The most frequent complications of interventional bronchoscopy are hypoxia, hemorrhage, and pneumothorax.17 Hypoxia is usually caused by the low oxygen concentrations (<35%) used to avoid burning injury during laser ablation and most frequently occurs in patients with serious respiratory failure, but this complication is usually well handled by good levels of cooperation within the operation team.18 Serious complications were rare in our study (1.4%). One patient suffered endobronchial combustion as inadvertent ventilation with 100% oxygen caused a fire in the flexible bronchoscope during Nd:YAG laser treatment. This patient later had repeated laser and balloon dilatation procedures to treat bronchial stenosis and scarring, leading to recurrent episodes of airway infection. In the first few months after the procedure, this patient developed a serious airway obstruction, but after laser and dilatation procedures, the patient improved significantly, and forced expiratory volume in 1 second increased to 70% of the predicted level, and the airway infection subsided.
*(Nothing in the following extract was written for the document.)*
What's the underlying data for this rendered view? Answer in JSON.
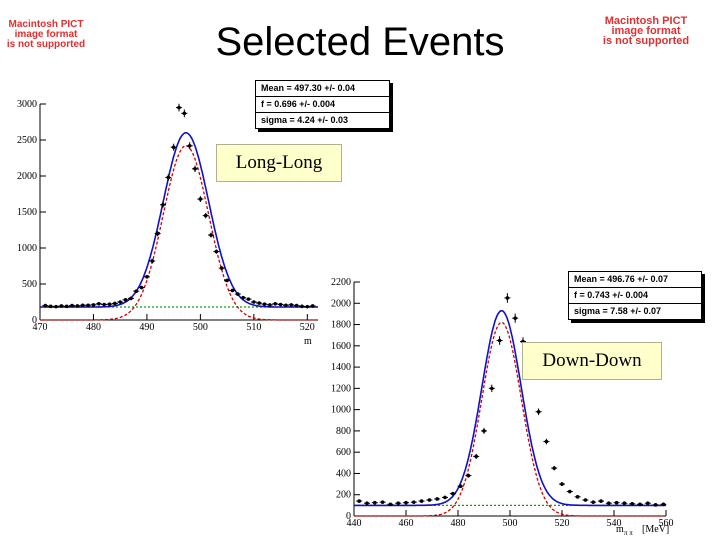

In one of the largest existing studies on interventional bronchoscopy, performed by Cavaliere et al,7 it was clearly shown that complications of interventional bronchoscopy are rare: only 10 of 1000 patients in their study suffered serious hemorrhages. The numbers can differ from study to study, depending on the experience of physicians and the study population. However, this type of treatment has generally been proven to be safe and efficient.19,20
In a similar study by Bini et al,3 39% of the patients were asymptomatic upon presentation. In the present study, 22% of the patients had no symptoms. Some of the patients were treated with bronchodilators as the symptoms of airway obstruction raised a suspicion of asthma. Some other studies also reported that some patients had been treated for asthma for up to 4 years before carcinoid tumors were diagnosed.9 This fact calls for caution from both lung physicians and general practitioners.
Limitations of the Study
The conclusions are based on a single-center experience. Randomization was not possible in the present study. Carcinoids in the surgical resection group seem to involve the more distal airways or parenchyma than those in the laser treatment group and the 2 subsets of patients seem to be not exactly the same. Even though this was a retrospective study and no randomization was performed, the results provide evidence to show that transbronchial laser treatment can be offered as a safe, stand-alone procedure for the treatment of typical carcinoid tumors in central airways.
Laser ablation is a valuable tool for the treatment of bronchial carcinoids in carefully selected patients. The survival rate of patients treated with laser ablation alone seems to be comparable to the survival rate of patients treated with surgical resection. In addition, no carcinoid tumor recurrences were revealed. Bronchoscopic laser treatment is safe, with a low complication rate.